Чеботарев, смолчав, пошел рядом с фургоном. Заковылял по обочине и Батя — говорил, насупив брови и зорко рассматривая лес впереди обоза:

— На кого нам их обменивать-то? Да и кто менять будет?.. Мы их, разбойников, к нам не звали. Они — враги наши, и жалости к ним у нас не может быть, покуда хоть один из них топчет нашу землю. — Сделав паузу, он приказал не отстававшей от него Насте: — Бери у Момойкина вожжи и лезь в фургон. Приведи этого немца в чувство… Чтоб заговорил. Допросить надо… А вы, — он посмотрел на Чеботарева и Георгия Николаевича, — со мной.

Втроем они направились вдоль обоза, «голова» которого уже сворачивала на выбегающую из леса широкую тропу. Когда подошли туда, из-за ели появился крестьянин. Батя подозвал к себе командира отделения, выделенного для охраны обоза, «придал» ему Чеботарева с Момойкиным и приказал: когда обоз скроется в лесу, на выходе тропу замаскировать. После этого он пошел было с крестьянином дальше, за обозом, но потом вернулся.

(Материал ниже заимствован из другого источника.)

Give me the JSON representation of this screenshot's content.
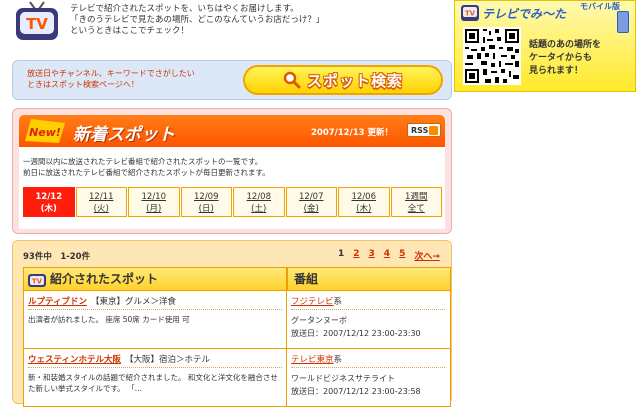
{
  "intro": {
    "logo_text": "TV",
    "lines": [
      "テレビで紹介されたスポットを、いちはやくお届けします。",
      "「きのうテレビで見たあの場所、どこのなんていうお店だっけ？」",
      "というときはここでチェック！"
    ]
  },
  "search": {
    "note_lines": [
      "放送日やチャンネル、キーワードでさがしたい",
      "ときはスポット検索ページへ！"
    ],
    "button_label": "スポット検索"
  },
  "new_spots": {
    "badge": "New!",
    "title": "新着スポット",
    "updated": "2007/12/13 更新！",
    "rss_label": "RSS",
    "desc_lines": [
      "一週間以内に放送されたテレビ番組で紹介されたスポットの一覧です。",
      "前日に放送されたテレビ番組で紹介されたスポットが毎日更新されます。"
    ],
    "dates": [
      {
        "date": "12/12",
        "day": "(木)"
      },
      {
        "date": "12/11",
        "day": "(火)"
      },
      {
        "date": "12/10",
        "day": "(月)"
      },
      {
        "date": "12/09",
        "day": "(日)"
      },
      {
        "date": "12/08",
        "day": "(土)"
      },
      {
        "date": "12/07",
        "day": "(金)"
      },
      {
        "date": "12/06",
        "day": "(木)"
      },
      {
        "date": "1週間",
        "day": "全て"
      }
    ]
  },
  "results": {
    "count": "93件中　1-20件",
    "pages": [
      "1",
      "2",
      "3",
      "4",
      "5"
    ],
    "next": "次へ→",
    "headers": {
      "spot": "紹介されたスポット",
      "program": "番組"
    },
    "rows": [
      {
        "name": "ルプティブドン",
        "category": "【東京】グルメ＞洋食",
        "desc": "出演者が訪れました。 座席 50席 カード使用 可",
        "channel": "フジテレビ",
        "channel_suffix": "系",
        "show": "グータンヌーボ",
        "airtime": "放送日：2007/12/12 23:00-23:30"
      },
      {
        "name": "ウェスティンホテル大阪",
        "category": "【大阪】宿泊＞ホテル",
        "desc": "新・和装婚スタイルの話題で紹介されました。 和文化と洋文化を融合させた新しい挙式スタイルです。 「…",
        "channel": "テレビ東京",
        "channel_suffix": "系",
        "show": "ワールドビジネスサテライト",
        "airtime": "放送日：2007/12/12 23:00-23:58"
      }
    ]
  },
  "mobile": {
    "tag": "モバイル版",
    "logo_text": "テレビでみ～た",
    "lines": [
      "話題のあの場所を",
      "ケータイからも",
      "見られます！"
    ]
  }
}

— Помогу, — сказал Батя не отходившему от него крестьянину. — Получше надо замаскировать, а то вдруг Ефимову не удалось с теми расправиться. Ведь тогда гитлеровцы сразу начнут обоз искать и обнаружат след.

Когда хвост обоза исчез в лесу, затоптали колеи от фургонов, набросали на растоптанную лошадиными копытами землю старые, полусгнившие листья. Маленьким топориком бойцы срубили в стороне мохнатую ель и накрыли ею место, где тропа выбегала на проселок. Управились минут за десять. Чеботарев, поглядывая на Батю, думал: «Хитер. Это не Пнев, с таким не пропадешь».

Стали догонять обоз.

Углубляясь по тропе в лес, Батя тихо, с нотками суровости в голосе говорил крестьянину:

— Обрадуй сельчан: обоз, мол, отбили… Так что скопленные для нас продукты пусть поприберегут. Не нам, так им самим пригодятся — вон как немцы-то их обобрали, весь урожай под корешок свезли на станцию. В Германию, наверно, отправлять будут…

Дальше Чеботарев не слушал его.

Тропа вывела на взгорок, поросший березой и кое-где елью. Повстречав трех бойцов, свернули с тропы и пошли за ними. Когда отлогий спуск кончился, под ногами стала видна, колея от фургонов. Батя будто не замечал Чеботарева, и тот задумался. Кто прав, он или Батя?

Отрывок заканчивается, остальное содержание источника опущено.